There are also other times where some players are blatantly toxic and will refuse to adhere to your judge calls or even shuffle your deck for you before a match starts. This is the point where you should stand up for yourself and express your toleration has expired against people who seek to exploit it. In this case, we must learn how to put our foot down and defend against such abuse.


For example, Solemn Vanguard presents his take on staying positive, no matter if you are winning or losing:

“I think staying positive also depends on your goal when going to an event. If your singular goal is to have fun no matter the outcome, it's much easier since that's a personal state of mind thing. It's much harder to stay positive when your goal is to win and you lost a few times. I think it's also much easier to stay level-headed about things as you get better as a player. It's pretty easy to write off all your losses as [RNGeezus] if you're not experienced yet, since you don't necessarily realize when a loss was absolutely your own fault. So, I guess these things should get better with time? You will be able to see which losses were your own fault and which losses weren't.”

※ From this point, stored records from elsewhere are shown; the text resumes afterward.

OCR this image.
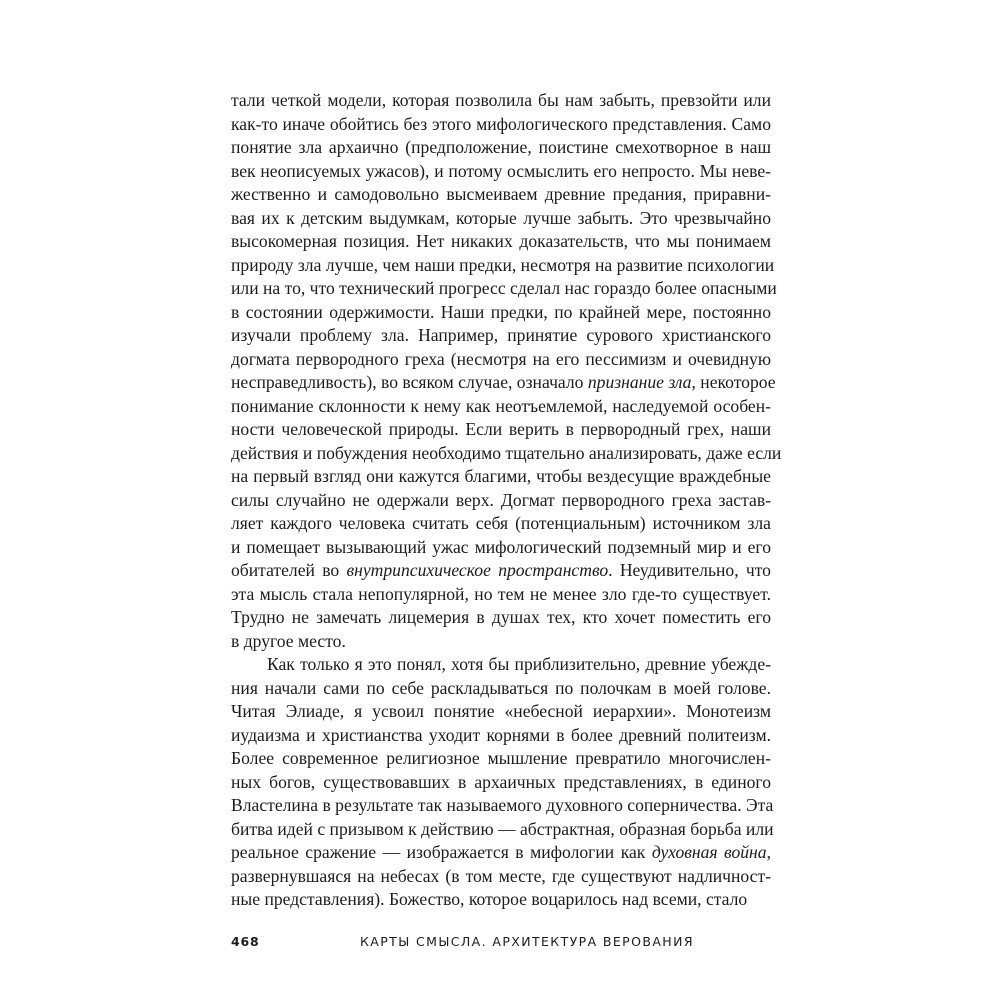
тали четкой модели, которая позволила бы нам забыть, превзойти или
как-то иначе обойтись без этого мифологического представления. Само
понятие зла архаично (предположение, поистине смехотворное в наш
век неописуемых ужасов), и потому осмыслить его непросто. Мы неве-
жественно и самодовольно высмеиваем древние предания, приравни-
вая их к детским выдумкам, которые лучше забыть. Это чрезвычайно
высокомерная позиция. Нет никаких доказательств, что мы понимаем
природу зла лучше, чем наши предки, несмотря на развитие психологии
или на то, что технический прогресс сделал нас гораздо более опасными
в состоянии одержимости. Наши предки, по крайней мере, постоянно
изучали проблему зла. Например, принятие сурового христианского
догмата первородного греха (несмотря на его пессимизм и очевидную
несправедливость), во всяком случае, означало признание зла, некоторое
понимание склонности к нему как неотъемлемой, наследуемой особен-
ности человеческой природы. Если верить в первородный грех, наши
действия и побуждения необходимо тщательно анализировать, даже если
на первый взгляд они кажутся благими, чтобы вездесущие враждебные
силы случайно не одержали верх. Догмат первородного греха застав-
ляет каждого человека считать себя (потенциальным) источником зла
и помещает вызывающий ужас мифологический подземный мир и его
обитателей во внутрипсихическое пространство. Неудивительно, что
эта мысль стала непопулярной, но тем не менее зло где-то существует.
Трудно не замечать лицемерия в душах тех, кто хочет поместить его
в другое место.
Как только я это понял, хотя бы приблизительно, древние убежде-
ния начали сами по себе раскладываться по полочкам в моей голове.
Читая Элиаде, я усвоил понятие «небесной иерархии». Монотеизм
иудаизма и христианства уходит корнями в более древний политеизм.
Более современное религиозное мышление превратило многочислен-
ных богов, существовавших в архаичных представлениях, в единого
Властелина в результате так называемого духовного соперничества. Эта
битва идей с призывом к действию — абстрактная, образная борьба или
реальное сражение — изображается в мифологии как духовная война,
развернувшаяся на небесах (в том месте, где существуют надличност-
ные представления). Божество, которое воцарилось над всеми, стало
468	КАРТЫ СМЫСЛА. АРХИТЕКТУРА ВЕРОВАНИЯ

Staying positive becomes one of the most important qualities of any Cardfighter. If one gets to stay at a positive mindset throughout a tournament, you will be rewarded in the end. This reward may not come in tomorrow or the next day. But sometimes, you do not need a reward to pay for your efforts in shield other than a feel-good moment. What you can do is to take a deep breath if you have been on a losing streak lately. If you happen to be on a team for Team League, what you can do is foster morale among your teammates. You can be the moral, quiet, and relatable one that can help temper the groups’ hostility. Setting a positive example will help out not only your teammates, but foster a growing community in the right direction


As you can see, staying positive, emanating sportsmanship, and improving upon negative experiences all contribute to an elite player seeking to better the community they are part of. However, how does that set up when you are with your playtest family? I say this because there are times where those negativities will affect those that you have fostered close relationships with over the years.

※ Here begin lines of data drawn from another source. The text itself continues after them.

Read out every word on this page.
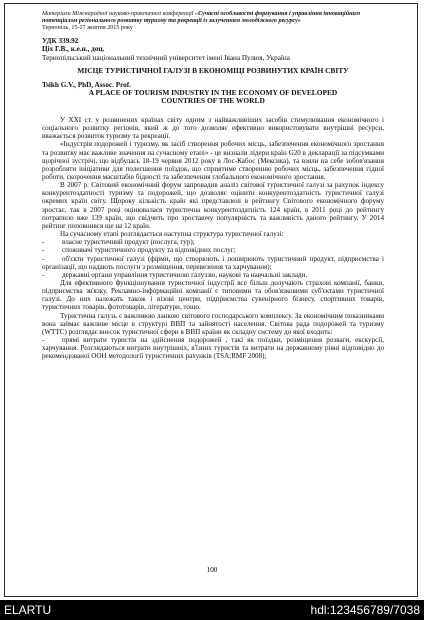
Матеріали Міжнародної науково-практичної конференції «Сучасні особливості формування і управління інноваційним потенціалом регіонального розвитку туризму та рекреації із залученням молодіжного ресурсу»
Тернопіль, 15-17 жовтня 2015 року
УДК 339.92
Ціх Г.В., к.е.н., доц.
Тернопільський національний технічний університет імені Івана Пулюя, Україна
МІСЦЕ ТУРИСТИЧНОЇ ГАЛУЗІ В ЕКОНОМІЦІ РОЗВИНУТИХ КРАЇН СВІТУ
Tsikh G.V., PhD, Assoc. Prof.
A PLACE OF TOURISM INDUSTRY IN THE ECONOMY OF DEVELOPED COUNTRIES OF THE WORLD

У XXI ст. у розвинених країнах світу одним з найважливіших засобів стимулювання економічного і соціального розвитку регіонів, який ж до того дозволяє ефективно використовувати внутрішні ресурси, вважається розвиток туризму та рекреації.

«Індустрія подорожей і туризму, як засіб створення робочих місць, забезпечення економічного зростання та розвитку має важливе значення на сучасному етапі» - це визнали лідери країн G20 в декларації за підсумками щорічної зустрічі, що відбулась 18-19 червня 2012 року в Лос-Кабос (Мексика), та взяли на себе зобов'язання розробляти ініціативи для полегшення поїздок, що сприятиме створенню робочих місць, забезпечення гідної роботи, скорочення масштабів бідності та забезпечення глобального економічного зростання.

В 2007 р. Світовий економічний форум запровадив аналіз світової туристичної галузі за рахунок індексу конкурентоздатності туризму та подорожей, що дозволяє оцінити конкурентоздатність туристичної галузі окремих країн світу. Щороку кількість країн які представлені в рейтингу Світового економічного форуму зростає, так в 2007 році оцінювалася туристична конкурентоздатність 124 країн, в 2011 році до рейтингу потрапило вже 139 країн, що свідчить про зростаючу популярність та важливість даного рейтингу. У 2014 рейтинг поповнився ще на 12 країн.

На сучасному етапі розглядається наступна структура туристичної галузі:

- власне туристичний продукт (послуга, тур);

- споживачі туристичного продукту та відповідних послуг;

- об'єкти туристичної галузі (фірми, що створюють і поширюють туристичний продукт, підприємства і організації, що надають послуги з розміщення, перевезення та харчування);

- державні органи управління туристичною галуззю, наукові та навчальні заклади.

Для ефективного функціонування туристичної індустрії все більш долучають страхові компанії, банки, підприємства зв'язку. Рекламно-інформаційні компанії є типовими та обов'язковими суб'єктами туристичної галузі. До них належать також і візові центри, підприємства сувенірного бізнесу, спортивних товарів, туристичних товарів, фототоварів, літератури, тощо.

Туристична галузь є важливою ланкою світового господарського комплексу. За економічним показниками вона займає важливе місце в структурі ВВП та зайнятості населення. Світова рада подорожей та туризму (WTTC) розглядає внесок туристичної сфери в ВВП країни як складну систему до якої входить:

- прямі витрати туристів на здійснення подорожей , такі як поїздки, розміщення розваги, екскурсії, харчування. Розглядаються витрати внутрішніх, в'їзних туристів та витрати на державному рівні відповідно до рекомендованої ООН методології туристичних рахунків (TSA:RMF 2008);

100
ELARTU	hdl:123456789/7038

For example, TraiDR has offered the following insight into one of his first negative experiences:

“My first negative experience was with my own friends. It is really dependent on the game state and the outcome of the game. If I completely sack them, I don't mention it at all. The reason is being in a situation like that, players tend to confine to other people and talk smack, I will agree that I am one of those people. Now if the game could have gone either way and it was a back and forth, I go as far as a handshake either way, win or lose, just because those are the games where either player didn't lose to triggers and it was complete skill playing around cards, starving resources, etc.”

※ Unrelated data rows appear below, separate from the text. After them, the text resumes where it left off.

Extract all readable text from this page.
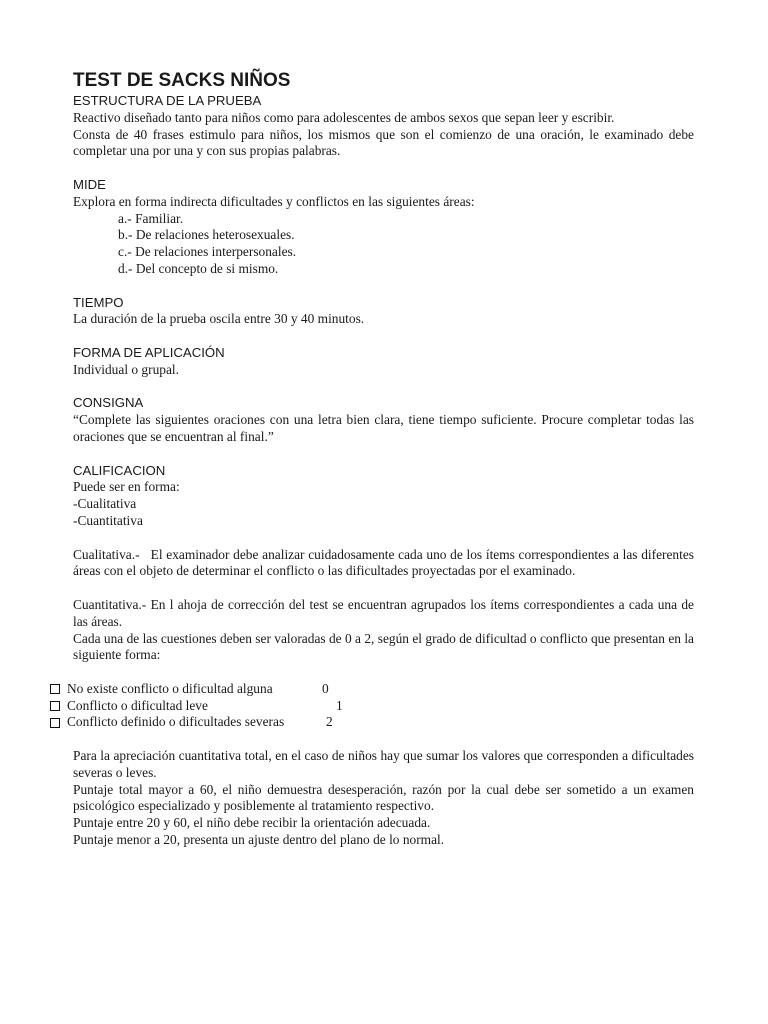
TEST DE SACKS NIÑOS

ESTRUCTURA DE LA PRUEBA

Reactivo diseñado tanto para niños como para adolescentes de ambos sexos que sepan leer y escribir.

Consta de 40 frases estimulo para niños, los mismos que son el comienzo de una oración, le examinado debe completar una por una y con sus propias palabras.

MIDE

Explora en forma indirecta dificultades y conflictos en las siguientes áreas:

a.- Familiar.

b.- De relaciones heterosexuales.

c.- De relaciones interpersonales.

d.- Del concepto de si mismo.

TIEMPO

La duración de la prueba oscila entre 30 y 40 minutos.

FORMA DE APLICACIÓN

Individual o grupal.

CONSIGNA

“Complete las siguientes oraciones con una letra bien clara, tiene tiempo suficiente. Procure completar todas las oraciones que se encuentran al final.”

CALIFICACION

Puede ser en forma:

-Cualitativa

-Cuantitativa

Cualitativa.-   El examinador debe analizar cuidadosamente cada uno de los ítems correspondientes a las diferentes áreas con el objeto de determinar el conflicto o las dificultades proyectadas por el examinado.

Cuantitativa.- En l ahoja de corrección del test se encuentran agrupados los ítems correspondientes a cada una de las áreas.

Cada una de las cuestiones deben ser valoradas de 0 a 2, según el grado de dificultad o conflicto que presentan en la siguiente forma:

No existe conflicto o dificultad alguna	0
Conflicto o dificultad leve	1
Conflicto definido o dificultades severas	2

Para la apreciación cuantitativa total, en el caso de niños hay que sumar los valores que corresponden a dificultades severas o leves.

Puntaje total mayor a 60, el niño demuestra desesperación, razón por la cual debe ser sometido a un examen psicológico especializado y posiblemente al tratamiento respectivo.

Puntaje entre 20 y 60, el niño debe recibir la orientación adecuada.

Puntaje menor a 20, presenta un ajuste dentro del plano de lo normal.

Sometimes there are no places you can establish as your locals and you end up having meetups at friends’ houses. This is where negativity can slowly foster if it is not kept in check or brought up when practicing. You want to ensure that the player exhibiting the negative attitude is acknowledged, but also taught that it can damage morale. Finding that line between respect and teaching is hard to master. This will take time, but if you are able to put it behind you with a lesson learned, you advance forward that friendship to a new level of respect.


Handling negativity is a lifelong skill. It can translate over from many different fields, games, and professions. However, it can be approached in a uniform fashion, willing to help people learn and know that their friends are willing to hear them out and set them straight when they need it.


On that note, that is it for the negativity article at the base level with locals and playtest groups. I hope that you have enjoyed reading this article and will continue to support Vision. Please let me know if there is anything else regarding handling negativity that you'd like to see me cover. I look forward to your comments and send over good vibes towards building your community. Thank you for your time and attention, and take care!